What’s it about?
Maycomb, Alabama. Twenty-six-year-old Jean Louise Finch – ‘Scout’ – returns home from New York City to visit her ageing father, Atticus. Set against the backdrop of the civil rights tensions and political turmoil that were transforming the South, Jean Louise’s homecoming turns bittersweet when she learns disturbing truths about her close-knit family, the town and the people dearest to her. Memories from her childhood flood back, and her values and assumptions are thrown into doubt. Featuring many of the iconic characters from To Kill a Mockingbird, Go Set a Watchman perfectly captures a young woman, and a world, in painful yet necessary transition out of the illusions of the past – a journey that can be guided only by one’s own conscience.
To Kill a Mockingbird has been an all time favourite book of mine since reading in school 20+ years ago and is still the only book I’ve ever read several times since. I’ve seen the Gregory Peck movie and a stage play so you could say I love it! So it was kind of out of the blue some 50 odd years later along comes a ‘sequel’ and I use that term lightly. I was intrigued but I waited for all the hype to die down, I’d seen snippets and comments but avoided detailed reviews.
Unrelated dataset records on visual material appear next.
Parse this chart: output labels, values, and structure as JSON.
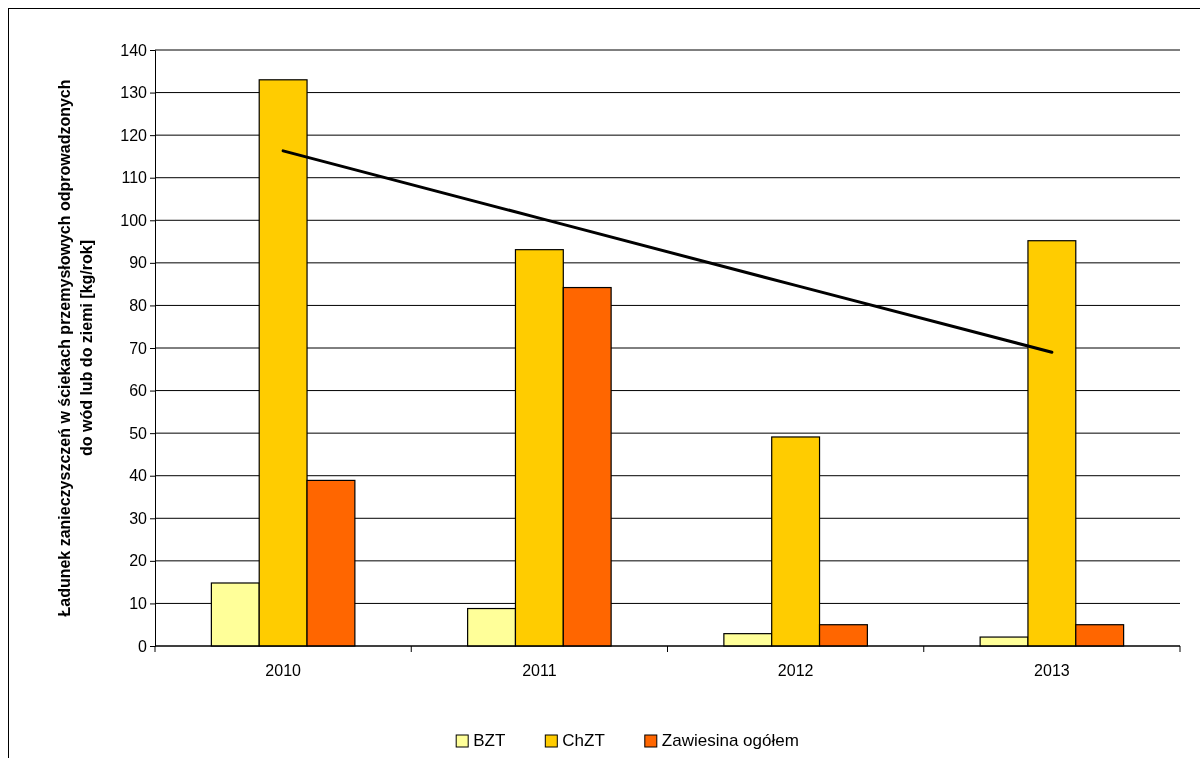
{
  "chart_data": {
    "type": "bar",
    "ylabel": "Ładunek zanieczyszczeń w ściekach przemysłowych odprowadzonych do wód lub do ziemi [kg/rok]",
    "categories": [
      "2010",
      "2011",
      "2012",
      "2013"
    ],
    "series": [
      {
        "name": "BZT",
        "color": "#ffff99",
        "values": [
          14.8,
          8.8,
          2.9,
          2.1
        ]
      },
      {
        "name": "ChZT",
        "color": "#ffcc00",
        "values": [
          133.0,
          93.1,
          49.1,
          95.2
        ]
      },
      {
        "name": "Zawiesina ogółem",
        "color": "#ff6600",
        "values": [
          38.9,
          84.2,
          5.0,
          5.0
        ]
      },
      {
        "type": "line",
        "color": "#000000",
        "values": [
          116.3,
          100.5,
          84.7,
          69.0
        ]
      }
    ],
    "ylim": [
      0,
      140
    ],
    "yticks": [
      0,
      10,
      20,
      30,
      40,
      50,
      60,
      70,
      80,
      90,
      100,
      110,
      120,
      130,
      140
    ],
    "grid": "y",
    "legend": "bottom"
  }
}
It’s difficult to really tell you anything about this book without spoilers as there’s a lack of any real plot for 75% of the book which makes for a long drawn out read. Lots of padding and not a fat lot going on in my humble opinion. I can totally see how critics have labelled it as a first draft for Mockingbird or even as a companion.
We do revisit with most of the original characters; Jean Louise (Scout) is older, Calpurnia makes a cameo appearance towards the end, Dill is mentioned fleetingly, Henry Clinton is a main player now as her suitor and Atticus; he’s old with crippling arthritis in his hands so is left with his sister Alexandra to care for him.
This really is what happened when Scout grew up and returns to visit Atticus so is more of a coming of age novel in that sense. While it seems to Scout that the rest of the world is moving forward, Maycomb’s views are still very firmly stuck in the past which she really struggles with. It’s very hard reading this book and marrying up the Atticus in TKAM to Atticus in this book as there are conflicting beliefs…I’m not surprised Scout is torn because as reader you are as well.
In a nutshell, the last quarter of the book has Scout finally realising that she doesn’t hold the same views as her father and she has a bit of a wake up call that he is no longer the person, the hero figure, she thought him to be.
It was a 3* read for me, I was too curious to read it despite all the criticism it received but I shouldn’t have got sucked into the hype and would have preferred to remember all the characters as they were originally.